The podcast invited listeners to submit voice notes about the exact moment they knew they were falling in love, and the stories that bookend the beginning and end of this episode will both pull at your heartstrings and make you laugh. Sometimes it’s the most inexplicable of things!
The core of the podcast is an interview with journalist Mandy Len Catron about her viral essay published a decade ago titled: To Fall in Love With Anyone, Do This. In it, Mandy describes a list of 36 questions developed by a psychologist that are meant to help spark and deepen intimacy.
Mandy’s essay includes her own personal experiment.
More than 20 years ago, the psychologist Arthur Aaron succeeded in making two strangers fall in love in his laboratory.
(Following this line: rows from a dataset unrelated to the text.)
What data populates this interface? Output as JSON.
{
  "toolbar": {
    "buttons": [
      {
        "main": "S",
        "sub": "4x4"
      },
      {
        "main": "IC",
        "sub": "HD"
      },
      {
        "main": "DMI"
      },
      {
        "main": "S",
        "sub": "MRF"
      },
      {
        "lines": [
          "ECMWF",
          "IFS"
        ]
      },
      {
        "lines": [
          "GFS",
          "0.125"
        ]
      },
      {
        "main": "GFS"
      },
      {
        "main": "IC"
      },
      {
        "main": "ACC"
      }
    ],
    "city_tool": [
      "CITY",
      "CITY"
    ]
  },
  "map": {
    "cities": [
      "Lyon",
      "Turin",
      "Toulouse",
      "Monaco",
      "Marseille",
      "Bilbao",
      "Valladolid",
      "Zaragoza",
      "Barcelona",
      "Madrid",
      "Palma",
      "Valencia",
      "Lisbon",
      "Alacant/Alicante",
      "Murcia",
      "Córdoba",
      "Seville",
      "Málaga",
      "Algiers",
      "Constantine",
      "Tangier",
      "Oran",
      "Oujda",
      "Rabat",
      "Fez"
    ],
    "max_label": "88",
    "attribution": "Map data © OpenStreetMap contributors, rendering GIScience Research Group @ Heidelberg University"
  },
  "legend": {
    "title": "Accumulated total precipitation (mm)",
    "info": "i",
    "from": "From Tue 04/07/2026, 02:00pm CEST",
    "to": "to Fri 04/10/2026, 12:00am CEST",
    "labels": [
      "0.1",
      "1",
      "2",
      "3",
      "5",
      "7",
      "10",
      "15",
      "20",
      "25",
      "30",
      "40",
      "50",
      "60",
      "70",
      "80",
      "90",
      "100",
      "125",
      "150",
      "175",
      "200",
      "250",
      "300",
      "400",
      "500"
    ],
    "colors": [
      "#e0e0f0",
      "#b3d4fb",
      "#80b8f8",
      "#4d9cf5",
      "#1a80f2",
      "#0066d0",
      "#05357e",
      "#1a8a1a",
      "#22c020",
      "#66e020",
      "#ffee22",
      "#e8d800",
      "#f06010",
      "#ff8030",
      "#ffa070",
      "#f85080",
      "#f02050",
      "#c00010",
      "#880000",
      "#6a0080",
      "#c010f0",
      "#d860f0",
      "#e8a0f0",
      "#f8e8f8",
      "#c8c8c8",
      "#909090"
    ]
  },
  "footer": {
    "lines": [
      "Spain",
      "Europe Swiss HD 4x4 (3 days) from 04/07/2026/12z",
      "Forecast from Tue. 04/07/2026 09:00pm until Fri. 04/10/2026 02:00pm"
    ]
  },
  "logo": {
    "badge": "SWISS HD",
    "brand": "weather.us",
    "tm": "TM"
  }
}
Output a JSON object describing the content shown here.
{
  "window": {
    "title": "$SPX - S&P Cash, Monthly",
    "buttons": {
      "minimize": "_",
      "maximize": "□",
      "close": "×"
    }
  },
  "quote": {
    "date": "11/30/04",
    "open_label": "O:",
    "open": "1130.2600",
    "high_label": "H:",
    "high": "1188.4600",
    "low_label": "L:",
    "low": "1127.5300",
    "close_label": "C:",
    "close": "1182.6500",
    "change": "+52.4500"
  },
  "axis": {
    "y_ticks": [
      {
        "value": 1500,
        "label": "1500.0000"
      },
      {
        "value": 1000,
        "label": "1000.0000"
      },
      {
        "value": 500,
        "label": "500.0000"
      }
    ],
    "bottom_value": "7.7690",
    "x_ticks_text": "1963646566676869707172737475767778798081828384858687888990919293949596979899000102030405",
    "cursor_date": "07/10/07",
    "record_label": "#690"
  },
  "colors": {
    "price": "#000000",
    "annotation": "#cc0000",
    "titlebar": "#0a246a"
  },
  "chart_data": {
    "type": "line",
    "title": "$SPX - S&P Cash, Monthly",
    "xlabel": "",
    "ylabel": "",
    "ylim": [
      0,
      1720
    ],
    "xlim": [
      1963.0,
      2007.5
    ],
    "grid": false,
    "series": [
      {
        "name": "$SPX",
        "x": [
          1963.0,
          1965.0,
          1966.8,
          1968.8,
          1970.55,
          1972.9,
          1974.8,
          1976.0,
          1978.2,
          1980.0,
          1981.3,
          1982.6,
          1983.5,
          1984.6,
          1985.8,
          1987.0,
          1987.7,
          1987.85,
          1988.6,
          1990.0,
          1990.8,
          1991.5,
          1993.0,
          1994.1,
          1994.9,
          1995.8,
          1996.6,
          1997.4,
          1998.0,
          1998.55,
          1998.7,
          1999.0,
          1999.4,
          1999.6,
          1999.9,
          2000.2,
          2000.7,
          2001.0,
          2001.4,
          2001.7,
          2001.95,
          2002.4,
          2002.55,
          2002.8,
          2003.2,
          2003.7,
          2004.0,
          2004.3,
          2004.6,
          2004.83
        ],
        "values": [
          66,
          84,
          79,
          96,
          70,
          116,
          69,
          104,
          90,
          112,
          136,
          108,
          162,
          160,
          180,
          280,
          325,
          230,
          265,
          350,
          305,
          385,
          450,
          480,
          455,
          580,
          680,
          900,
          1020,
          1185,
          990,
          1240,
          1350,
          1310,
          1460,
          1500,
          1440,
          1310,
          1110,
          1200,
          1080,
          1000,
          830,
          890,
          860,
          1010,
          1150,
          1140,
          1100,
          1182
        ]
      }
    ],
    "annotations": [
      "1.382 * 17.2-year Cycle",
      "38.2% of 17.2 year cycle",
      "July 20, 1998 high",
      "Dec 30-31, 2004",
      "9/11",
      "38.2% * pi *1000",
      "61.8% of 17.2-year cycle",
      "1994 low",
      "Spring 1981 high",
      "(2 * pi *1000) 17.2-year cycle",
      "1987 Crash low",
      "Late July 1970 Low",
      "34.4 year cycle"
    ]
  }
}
Last summer, I applied his technique in my own life, which is how I found myself standing on a bridge at midnight staring into a man's eyes for exactly four minutes.
Read the original essay here or listen here (with the bonus of a 10 year update!).
Something that may surprise you…
There’s been an unexpected shift in the world of animation, away from the dominance of American studios. The animated blockbuster Ne Zha 2 out of China has overtaken Pixar’s Inside Out 2 to become the highest-grossing animated film globally of all-time.
The film reimagines the story of Ne Zha, a boy with extraordinary powers who appears across Chinese culture and legend and it has already grossed close to $1.9 billion since its release in January (and is the first to top $1 billion in a single market).
Take a look at the trailer to get a sense of its visual grandeur (sea dragons and all!)
Something for a brain break…
Gillian sent me this hilarious Oscars fashion rundown and I had to share, because nothing made me laugh more this week. Would this be as funny if he wasn’t Scottish? I doubt it.
BONUS: More Oscars reading from the Substack-verse…
This joyful visual recap by author
and illustrator Justin Teodoro. We particularly loved Justin’s illustrated ode to Terry O’Neill’s portrait of Faye Dunaway.
This newsletter from our good friend journalist
which covers so much including a fun fashion vote and thoughts on why so few of us are watching the ceremony these days.
One piece of advice:
For anyone that feels like they’re going through it at the moment, some wisdom from Jane Austen:
“If things are going untowardly one month, they are sure to mend the next.”
LOL! on that Oscar fashion recap!!! Thanks for sharing!
Wow I had no idea Ne Zha did that well at the box office. China is really killing it lately on the "soft power" side.
I find it so fascinating that women love true crime so much. I'm one of them but I have no idea why.